The paper tackles the problem of video frame interpolation by addressing limitations in existing flow-based and kernel-based methods, proposing a generalized deformable convolution mechanism that learns motion data-driven and selects sampling points freely, resulting in favorable performance against state-of-the-art methods, particularly for complex motions.
Video frame interpolation aims at synthesizing intermediate frames from nearby source frames while maintaining spatial and temporal consistencies. The existing deep-learning-based video frame interpolation methods can be roughly divided into two categories: flow-based methods and kernel-based methods.
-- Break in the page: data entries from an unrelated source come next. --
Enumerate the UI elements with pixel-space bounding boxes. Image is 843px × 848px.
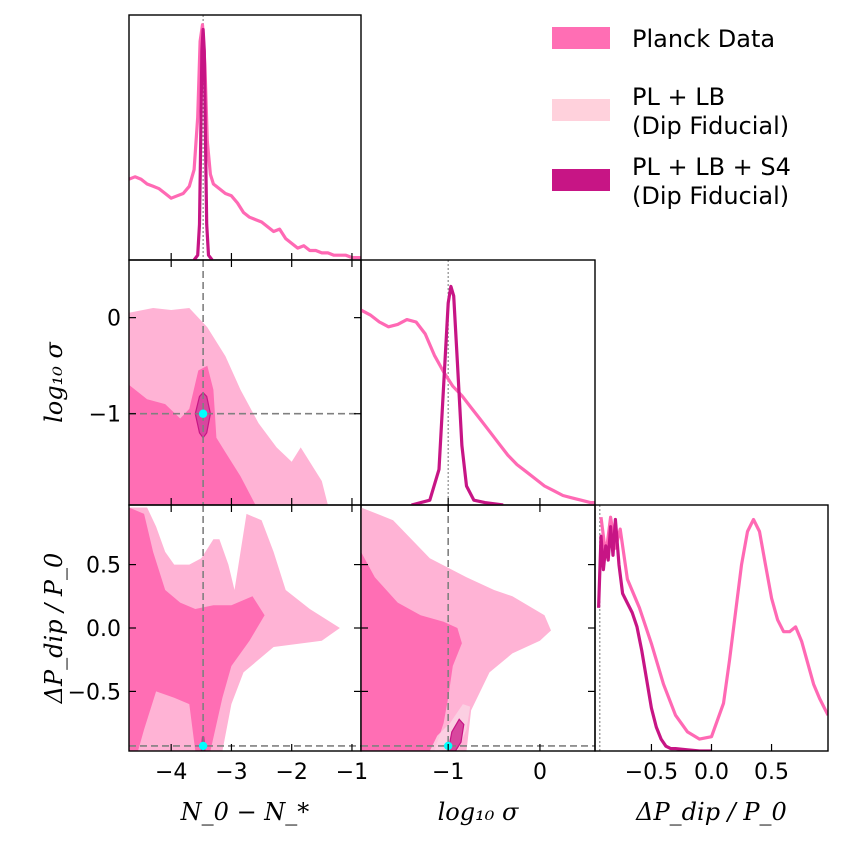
marginal-curves [129,15,361,260]
contour-panel-N0_minus_Nstar-vs-log10_sigma: −1 0 [89,259,362,506]
y-tick-label: −0.5 [68,680,121,705]
legend-swatch [552,27,610,49]
x-tick-label: 0.0 [694,760,729,785]
x-tick-label: −1 [432,760,464,785]
legend-swatch [552,99,610,121]
marginal-curve [361,308,595,505]
contour-region [361,551,462,751]
y-axis-label: ΔP_dip / P_0 [40,553,68,705]
marginal-curves [361,260,595,505]
panel-frame [128,14,362,261]
marginal-curve [597,517,712,751]
x-tick-label: −0.5 [625,760,678,785]
legend-entry: PL + LB + S4(Dip Fiducial) [552,153,791,210]
marginal-curve [192,27,214,260]
contour-regions [129,260,361,505]
x-tick-label: −2 [275,760,307,785]
x-tick-label: −3 [215,760,247,785]
legend-swatch [552,169,610,191]
contour-panel-log10_sigma-vs-dP_dip_over_P0: −1 0 [360,504,596,785]
y-tick-label: 0.5 [86,554,121,579]
contour-panel-N0_minus_Nstar-vs-dP_dip_over_P0: −4 −3 −2 −1 −0.5 0.0 0.5 [68,504,368,785]
panels: −10−4 −3 −2 −1−0.50.00.5−1 0 −0.5 0.0 0.5N_0 − … [40,14,829,826]
legend-label: (Dip Fiducial) [632,112,789,140]
fiducial-marker [198,409,208,418]
legend-label: Planck Data [632,25,775,53]
contour-region [447,718,465,751]
panel-frame [360,259,596,506]
x-tick-label: 0.5 [754,760,789,785]
marginal-panel-log10_sigma [360,259,596,506]
legend-label: (Dip Fiducial) [632,182,789,210]
axis-labels: N_0 − N_* log₁₀ σ ΔP_dip / P_0 log₁₀ σ ΔP_di… [40,342,787,826]
x-tick-label: 0 [533,760,547,785]
contour-regions [361,505,595,751]
x-axis-label: ΔP_dip / P_0 [635,798,787,826]
y-tick-label: −1 [89,403,121,428]
x-tick-label: −4 [155,760,187,785]
contour-regions [129,505,361,751]
y-axis-label: log₁₀ σ [40,342,68,423]
y-tick-label: 0.0 [86,617,121,642]
contour-region [129,365,256,505]
legend-label: PL + LB + S4 [632,153,791,181]
x-tick-label: −1 [336,760,368,785]
marginal-panel-dP_dip_over_P0: −0.5 0.0 0.5 [594,504,829,785]
marginal-curve [129,23,361,260]
marginal-curve [411,284,504,505]
x-axis-label: log₁₀ σ [438,798,519,826]
fiducial-marker [198,741,208,751]
legend-entry: PL + LB(Dip Fiducial) [552,83,789,140]
contour-region [129,507,265,751]
y-tick-label: 0 [107,307,121,332]
marginal-panel-N0_minus_Nstar [128,14,362,261]
x-axis-label: N_0 − N_* [180,798,310,826]
marginal-curve [599,515,828,741]
legend-label: PL + LB [632,83,725,111]
marginal-curves [597,505,828,751]
legend-entry: Planck Data [552,25,775,53]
The performance of flow-based methods is often jeopardized by the inaccuracy of flow map estimation due to oversimplified motion models, while that of kernel-based methods tends to be constrained by the rigidity of kernel shape. To address these performance-limiting issues, a novel mechanism named generalized deformable convolution is proposed, which can effectively learn motion information in a data-driven manner and freely select sampling points in space-time. We further develop a new video frame interpolation method based on this mechanism. Our extensive experiments demonstrate that the new method performs favorably against the state-of-the-art, especially when dealing with complex motions.